KLI

검색

Ulsan Univ. Repository Thesis General Graduate School Computer Engineering & Information Technology 2. Theses (Ph.D)

LiDAR-Camera-Based High-Performance 3-D Object Detection for Autonomous Driving

Metadata Downloads

Abstract: With the rapid development of autonomous vehicles, three-dimensional (3-D) object detection has become more important, whose purpose is to perceive the size and accurate location of objects in the real world. Currently, an intelligent car is equipped with at least one LiDAR apparatus, one radar and one RGB camera.

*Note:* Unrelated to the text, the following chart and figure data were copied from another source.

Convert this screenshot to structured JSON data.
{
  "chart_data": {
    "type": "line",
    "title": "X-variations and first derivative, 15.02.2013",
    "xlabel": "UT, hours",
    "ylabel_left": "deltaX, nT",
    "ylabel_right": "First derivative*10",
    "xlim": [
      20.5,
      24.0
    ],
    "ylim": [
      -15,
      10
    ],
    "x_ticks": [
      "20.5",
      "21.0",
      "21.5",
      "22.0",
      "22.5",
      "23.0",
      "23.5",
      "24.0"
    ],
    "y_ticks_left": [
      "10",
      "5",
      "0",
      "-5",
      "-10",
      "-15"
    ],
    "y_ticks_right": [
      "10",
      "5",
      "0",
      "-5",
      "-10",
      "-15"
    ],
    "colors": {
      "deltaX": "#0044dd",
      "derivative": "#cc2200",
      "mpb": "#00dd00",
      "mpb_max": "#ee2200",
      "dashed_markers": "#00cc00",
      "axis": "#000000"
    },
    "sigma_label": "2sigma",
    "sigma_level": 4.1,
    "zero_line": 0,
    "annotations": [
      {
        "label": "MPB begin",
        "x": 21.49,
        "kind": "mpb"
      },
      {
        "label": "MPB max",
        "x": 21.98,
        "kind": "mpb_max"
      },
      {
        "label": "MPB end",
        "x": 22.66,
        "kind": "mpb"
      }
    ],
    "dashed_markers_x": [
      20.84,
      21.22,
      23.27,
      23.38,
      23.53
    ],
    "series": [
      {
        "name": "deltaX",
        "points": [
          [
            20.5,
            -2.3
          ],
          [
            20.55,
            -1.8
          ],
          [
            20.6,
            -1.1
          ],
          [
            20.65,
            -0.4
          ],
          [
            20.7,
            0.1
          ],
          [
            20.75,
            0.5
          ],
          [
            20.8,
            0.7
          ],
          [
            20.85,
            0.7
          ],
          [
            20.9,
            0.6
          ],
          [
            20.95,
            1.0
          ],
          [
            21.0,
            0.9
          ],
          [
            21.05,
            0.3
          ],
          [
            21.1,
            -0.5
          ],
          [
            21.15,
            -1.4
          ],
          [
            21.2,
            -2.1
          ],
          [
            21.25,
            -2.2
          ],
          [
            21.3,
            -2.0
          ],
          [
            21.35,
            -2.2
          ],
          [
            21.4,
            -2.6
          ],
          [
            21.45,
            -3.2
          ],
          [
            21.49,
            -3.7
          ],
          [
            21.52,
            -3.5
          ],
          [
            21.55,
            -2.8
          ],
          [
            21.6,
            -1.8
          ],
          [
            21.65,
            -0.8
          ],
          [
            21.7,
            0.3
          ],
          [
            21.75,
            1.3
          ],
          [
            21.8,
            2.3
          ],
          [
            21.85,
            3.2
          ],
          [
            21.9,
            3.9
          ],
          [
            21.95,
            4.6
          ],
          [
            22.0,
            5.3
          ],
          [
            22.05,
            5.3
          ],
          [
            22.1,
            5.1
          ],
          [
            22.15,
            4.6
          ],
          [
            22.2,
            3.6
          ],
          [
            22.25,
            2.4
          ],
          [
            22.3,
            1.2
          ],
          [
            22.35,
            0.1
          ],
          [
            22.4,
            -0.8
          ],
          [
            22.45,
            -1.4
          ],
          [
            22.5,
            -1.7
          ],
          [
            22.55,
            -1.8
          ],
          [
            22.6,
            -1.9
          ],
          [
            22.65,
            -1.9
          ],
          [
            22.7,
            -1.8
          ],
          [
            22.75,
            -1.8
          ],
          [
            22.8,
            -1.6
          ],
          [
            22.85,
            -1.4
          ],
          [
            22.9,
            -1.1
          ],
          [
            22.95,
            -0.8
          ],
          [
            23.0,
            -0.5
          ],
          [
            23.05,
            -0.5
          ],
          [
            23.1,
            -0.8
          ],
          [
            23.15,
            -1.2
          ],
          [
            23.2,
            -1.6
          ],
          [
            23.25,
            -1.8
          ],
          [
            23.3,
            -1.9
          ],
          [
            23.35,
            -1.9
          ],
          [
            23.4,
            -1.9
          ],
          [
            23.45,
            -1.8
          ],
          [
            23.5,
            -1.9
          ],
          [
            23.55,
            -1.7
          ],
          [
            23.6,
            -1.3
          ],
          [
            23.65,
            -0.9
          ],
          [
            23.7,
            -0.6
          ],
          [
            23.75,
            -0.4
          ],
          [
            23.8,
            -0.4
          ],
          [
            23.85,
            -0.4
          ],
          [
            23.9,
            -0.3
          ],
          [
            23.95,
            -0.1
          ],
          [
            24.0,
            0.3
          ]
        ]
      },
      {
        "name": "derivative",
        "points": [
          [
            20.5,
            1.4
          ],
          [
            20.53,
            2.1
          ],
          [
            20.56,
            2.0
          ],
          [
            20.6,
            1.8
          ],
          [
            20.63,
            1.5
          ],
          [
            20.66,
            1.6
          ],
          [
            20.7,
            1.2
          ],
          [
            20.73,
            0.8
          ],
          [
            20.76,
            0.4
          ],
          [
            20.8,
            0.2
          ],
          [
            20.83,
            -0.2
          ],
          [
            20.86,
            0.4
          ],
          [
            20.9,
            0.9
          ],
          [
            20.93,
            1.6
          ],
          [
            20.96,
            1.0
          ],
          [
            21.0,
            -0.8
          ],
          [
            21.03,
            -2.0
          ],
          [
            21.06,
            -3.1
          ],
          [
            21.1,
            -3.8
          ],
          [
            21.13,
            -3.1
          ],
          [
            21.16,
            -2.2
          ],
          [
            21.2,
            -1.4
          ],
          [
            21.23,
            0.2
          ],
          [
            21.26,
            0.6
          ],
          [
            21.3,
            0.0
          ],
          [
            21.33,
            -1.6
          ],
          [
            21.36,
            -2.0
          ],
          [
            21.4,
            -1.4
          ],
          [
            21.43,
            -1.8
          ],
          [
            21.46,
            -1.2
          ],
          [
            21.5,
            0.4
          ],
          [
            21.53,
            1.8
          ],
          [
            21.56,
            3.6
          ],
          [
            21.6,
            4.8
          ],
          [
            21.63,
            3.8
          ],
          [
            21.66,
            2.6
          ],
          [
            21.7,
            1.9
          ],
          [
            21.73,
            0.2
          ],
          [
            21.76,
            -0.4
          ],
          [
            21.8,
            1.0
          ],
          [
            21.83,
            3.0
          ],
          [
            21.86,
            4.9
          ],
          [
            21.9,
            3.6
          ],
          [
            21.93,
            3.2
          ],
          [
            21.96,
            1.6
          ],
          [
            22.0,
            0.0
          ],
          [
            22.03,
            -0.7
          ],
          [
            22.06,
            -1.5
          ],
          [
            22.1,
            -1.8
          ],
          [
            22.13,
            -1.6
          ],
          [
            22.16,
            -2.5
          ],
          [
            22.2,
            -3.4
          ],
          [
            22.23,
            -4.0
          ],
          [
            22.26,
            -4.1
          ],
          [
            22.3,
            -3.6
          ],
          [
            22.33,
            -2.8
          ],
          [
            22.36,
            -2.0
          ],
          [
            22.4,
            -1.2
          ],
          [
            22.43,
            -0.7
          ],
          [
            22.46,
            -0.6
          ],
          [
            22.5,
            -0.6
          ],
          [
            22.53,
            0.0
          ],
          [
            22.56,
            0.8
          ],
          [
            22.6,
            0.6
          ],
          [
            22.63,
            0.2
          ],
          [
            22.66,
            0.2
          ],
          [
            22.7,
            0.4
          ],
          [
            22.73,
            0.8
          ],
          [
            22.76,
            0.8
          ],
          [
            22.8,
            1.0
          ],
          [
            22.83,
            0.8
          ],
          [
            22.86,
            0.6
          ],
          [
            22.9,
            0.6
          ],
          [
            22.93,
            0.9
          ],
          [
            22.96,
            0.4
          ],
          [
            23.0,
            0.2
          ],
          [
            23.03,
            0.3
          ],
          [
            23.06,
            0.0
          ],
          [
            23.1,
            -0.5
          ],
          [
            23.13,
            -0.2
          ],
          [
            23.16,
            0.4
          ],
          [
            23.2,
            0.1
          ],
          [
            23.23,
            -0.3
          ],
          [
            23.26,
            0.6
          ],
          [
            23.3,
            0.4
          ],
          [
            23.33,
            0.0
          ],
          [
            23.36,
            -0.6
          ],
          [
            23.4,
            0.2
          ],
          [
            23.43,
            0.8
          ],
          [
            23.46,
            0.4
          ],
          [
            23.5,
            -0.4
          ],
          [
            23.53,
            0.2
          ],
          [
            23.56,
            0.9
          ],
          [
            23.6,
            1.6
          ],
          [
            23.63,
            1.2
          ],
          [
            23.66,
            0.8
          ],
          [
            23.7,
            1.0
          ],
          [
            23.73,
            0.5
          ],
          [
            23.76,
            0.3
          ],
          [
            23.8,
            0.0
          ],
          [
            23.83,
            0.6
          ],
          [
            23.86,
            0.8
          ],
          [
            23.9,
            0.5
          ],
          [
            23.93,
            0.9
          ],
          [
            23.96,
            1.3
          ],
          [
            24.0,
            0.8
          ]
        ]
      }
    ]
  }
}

Note that radar is now widely used in companies, however, only a few researchers use it to validate a new algorithm. Hence, our works focus on LiDAR and camera sensors for 3D object detection. LiDAR is employed to collect the surrounding 3-D data, referred to as a point cloud, and the camera is used to capture a high-resolution RGB image. The two devices provide two important and different types of data. However, it is non-trivial to highly efficiently and quickly extract and fuse the features of the point cloud and RGB image for high-performance 3-D object detection.
The work on this manuscript focus on the tasks of detecting 3-D objects with deep learning methods. First, we revisit the related works for LiDAR-Camera-based 3-D object detection (Chapter 2). Second, three attention mechanisms (Chapter 3) are used to enhance the global and local representative features. Third, we propose to fuse LiDAR and camera features in an early stage to do 3-D object detection (Chapter 4).
In Chapter 2, we first revisit the related works: the networks, the frameworks for object detection, the fusion methods for multi-sensor 3-D object detection, and the related dataset and metrics.
In Chapter 3, this thesis presents a novel one-stage 3D object detection framework based on three-attention mechanisms, called TAO3D, which takes raw point cloud and RGB image as inputs. Three attention mechanisms are used to obtain discriminative features. First, the height attention (HA) mechanism is introduced as an auxiliary attention module before the RGB image is fed into a network. Second, a
global feature attention (GFA) mechanism models the long-range dependencies in the channel and spatial dimensions simultaneously at the feature extraction phase. Finally, a region of interest attention (RA) mechanism weights RGB image ROIs and BEV ROIs using two learnable parameters.
In Chapter 4, this thesis first presents an early-fusion method to exploit both LiDAR and camera data for fast 3D object detection with only one backbone, achieving a good balance between accuracy and efficiency. Specifically, it proposes a novel point-wise fusion strategy between point clouds and RGB images. The proposed method directly extracts pointwise features from the raw RGB image based on the raw point cloud first. Then, it fuses the two pointwise features and feeds them into a 3D neural network. The structure has only one backbone to extract features, making the proposed model much faster than state-of-the-art LiDAR and camera fusion methods.
The presented methods achieve a new breakthrough in terms of both accuracy and speed on the KITTI 3-D object detection benchmark suite.